Search code examples
httpsslhttpsnode-fetch

'TypeError: Protocol "http:" not supported. Expected "https:"' error when fetching HTTPS site


I'm trying to use node-fetch to capture the contents of a page, and running into an unexpected error. I checked a similar question but it doesn't seem relevant. I am trying to fetch a HTTPS site using an HTTPS agent and agents, but I'm getting an unexpected error about HTTP. I wonder whether this may be due to redirects, but I can't see anything that would cause it. This only fails for this particular URL (works fine, for example, with https://www.robinhood.com) , and I'm trying to figure out why. Here is a minimal example. I'd note that this uses some certificates I have saved locally, but I'm not sure how necessary that is to reproduce.

//start SO example
var siteURL = "https://robinhood.com/l/privacy";
import path from 'path';
import sslrootcas from 'ssl-root-cas';
const rootCas = sslrootcas.create();
import {fileURLToPath} from 'url';
const __filename = fileURLToPath(import.meta.url);
const __dirname = path.dirname(__filename);
rootCas.addFile(path.resolve(__dirname,'intermediate.pem'));
import http from 'node:http';
import https from 'node:https';
import UserAgent       from 'user-agents';  
const myhttpsAgent = new https.Agent({ca: rootCas});
// const requestcheck =  fetch("https://www.google.com", {
const requestcheck =  fetch(siteURL, {
   method: "GET"
  ,headers: {"User-Agent":  new UserAgent() }
  ,agent: myhttpsAgent
  })

Here is the error I'm getting:

node:internal/errors:477
    ErrorCaptureStackTrace(err);
    ^

TypeError: Protocol "http:" not supported.
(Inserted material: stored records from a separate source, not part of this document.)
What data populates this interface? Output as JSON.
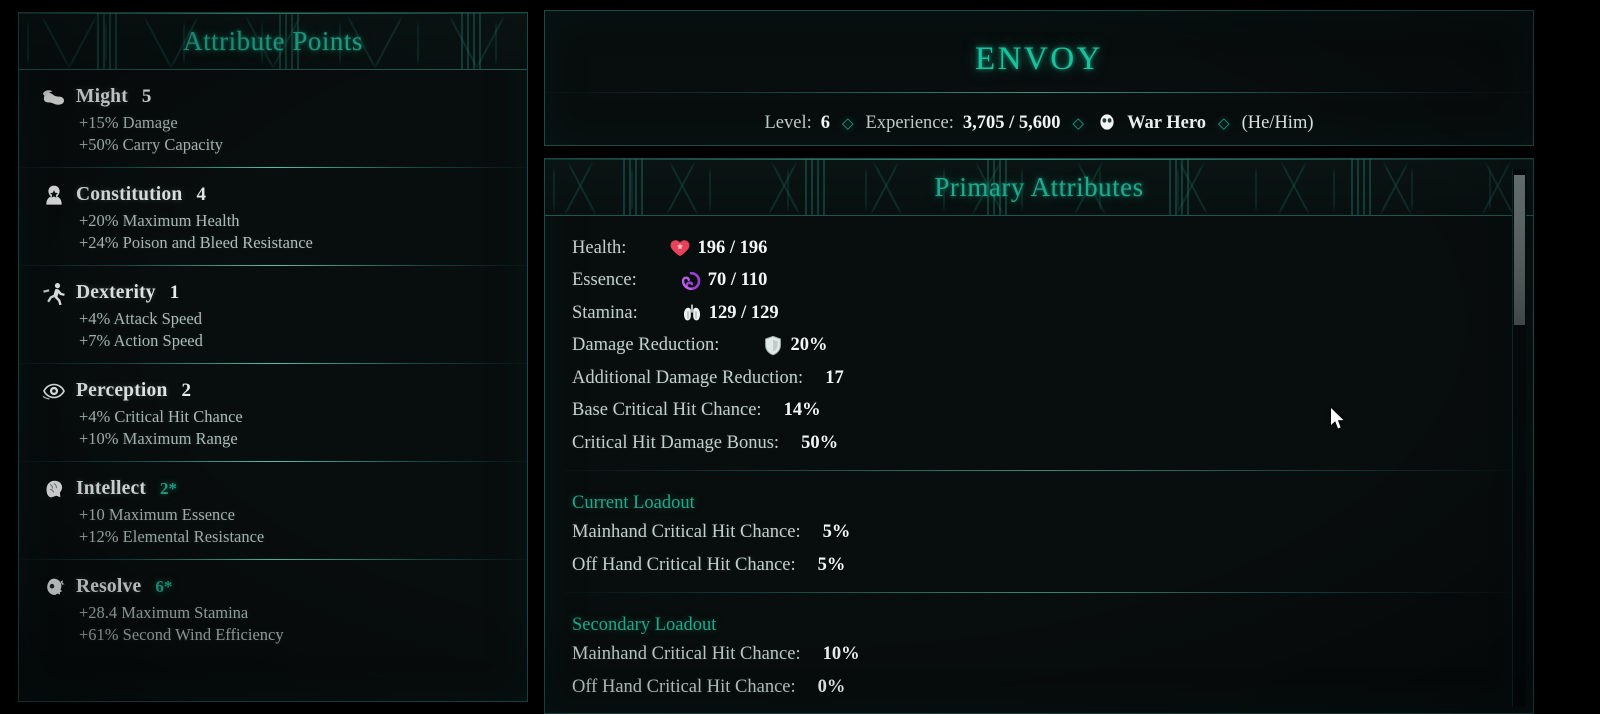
{
  "attribute_panel": {
    "title": "Attribute Points",
    "attributes": [
      {
        "icon": "bicep-icon",
        "name": "Might",
        "value": "5",
        "buffed": false,
        "bonuses": [
          "+15% Damage",
          "+50% Carry Capacity"
        ]
      },
      {
        "icon": "constitution-icon",
        "name": "Constitution",
        "value": "4",
        "buffed": false,
        "bonuses": [
          "+20% Maximum Health",
          "+24% Poison and Bleed Resistance"
        ]
      },
      {
        "icon": "runner-icon",
        "name": "Dexterity",
        "value": "1",
        "buffed": false,
        "bonuses": [
          "+4% Attack Speed",
          "+7% Action Speed"
        ]
      },
      {
        "icon": "eye-icon",
        "name": "Perception",
        "value": "2",
        "buffed": false,
        "bonuses": [
          "+4% Critical Hit Chance",
          "+10% Maximum Range"
        ]
      },
      {
        "icon": "brain-icon",
        "name": "Intellect",
        "value": "2*",
        "buffed": true,
        "bonuses": [
          "+10 Maximum Essence",
          "+12% Elemental Resistance"
        ]
      },
      {
        "icon": "resolve-icon",
        "name": "Resolve",
        "value": "6*",
        "buffed": true,
        "bonuses": [
          "+28.4 Maximum Stamina",
          "+61% Second Wind Efficiency"
        ]
      }
    ]
  },
  "character_header": {
    "name": "ENVOY",
    "level_label": "Level:",
    "level_value": "6",
    "experience_label": "Experience:",
    "experience_value": "3,705 / 5,600",
    "title_icon": "war-hero-medal-icon",
    "title_text": "War Hero",
    "pronouns": "(He/Him)",
    "separator": "◇"
  },
  "primary_attributes": {
    "title": "Primary Attributes",
    "stats": [
      {
        "label": "Health:",
        "icon": "heart-icon",
        "value": "196 / 196"
      },
      {
        "label": "Essence:",
        "icon": "essence-icon",
        "value": "70 / 110"
      },
      {
        "label": "Stamina:",
        "icon": "lungs-icon",
        "value": "129 / 129"
      },
      {
        "label": "Damage Reduction:",
        "icon": "shield-icon",
        "value": "20%"
      },
      {
        "label": "Additional Damage Reduction:",
        "icon": "",
        "value": "17"
      },
      {
        "label": "Base Critical Hit Chance:",
        "icon": "",
        "value": "14%"
      },
      {
        "label": "Critical Hit Damage Bonus:",
        "icon": "",
        "value": "50%"
      }
    ],
    "loadouts": [
      {
        "title": "Current Loadout",
        "rows": [
          {
            "label": "Mainhand Critical Hit Chance:",
            "value": "5%"
          },
          {
            "label": "Off Hand Critical Hit Chance:",
            "value": "5%"
          }
        ]
      },
      {
        "title": "Secondary Loadout",
        "rows": [
          {
            "label": "Mainhand Critical Hit Chance:",
            "value": "10%"
          },
          {
            "label": "Off Hand Critical Hit Chance:",
            "value": "0%"
          }
        ]
      }
    ]
  },
  "colors": {
    "accent_teal": "#1fa98d",
    "title_teal": "#17c39c",
    "text_primary": "#e6ecea",
    "text_secondary": "#aebcb9",
    "health_red": "#e8415a",
    "essence_purple": "#9b3fd4",
    "stamina_white": "#dfe8e6",
    "panel_bg": "#080d0d"
  }
}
Expected "https:"
    at new NodeError (node:internal/errors:387:5)
    at new ClientRequest (node:_http_client:177:11)
    at request (node:http:96:10)
    at file:///home/app/node_modules/node-fetch/src/index.js:94:20
    at new Promise (<anonymous>)
    at fetch (file:///home/app/node_modules/node-fetch/src/index.js:49:9)
    at ClientRequest.<anonymous> (file:///home/app/node_modules/node-fetch/src/index.js:236:15)
    at ClientRequest.emit (node:events:525:35)
    at HTTPParser.parserOnIncomingClient [as onIncoming] (node:_http_client:674:27)
    at HTTPParser.parserOnHeadersComplete (node:_http_common:128:17)
    at TLSSocket.socketOnData (node:_http_client:521:22)
    at TLSSocket.emit (node:events:525:35)
    at addChunk (node:internal/streams/readable:315:12)
    at readableAddChunk (node:internal/streams/readable:289:9)
    at TLSSocket.Readable.push (node:internal/streams/readable:228:10)
    at TLSWrap.onStreamRead (node:internal/stream_base_commons:190:23) {
  code: 'ERR_INVALID_PROTOCOL'
}

Solution

  • I wonder whether this may be due to redirects, but I can't see anything that would cause it.

    https://robinhood.com/l/privacy redirects to
    https://robinhood.com/us/en/support/articles/privacy-policy which then redirects to
    http://robinhood.com/us/en/support/articles/privacy-policy/

    The latter URL is plain HTTP and thus the wrong protocol by a https-only user agent.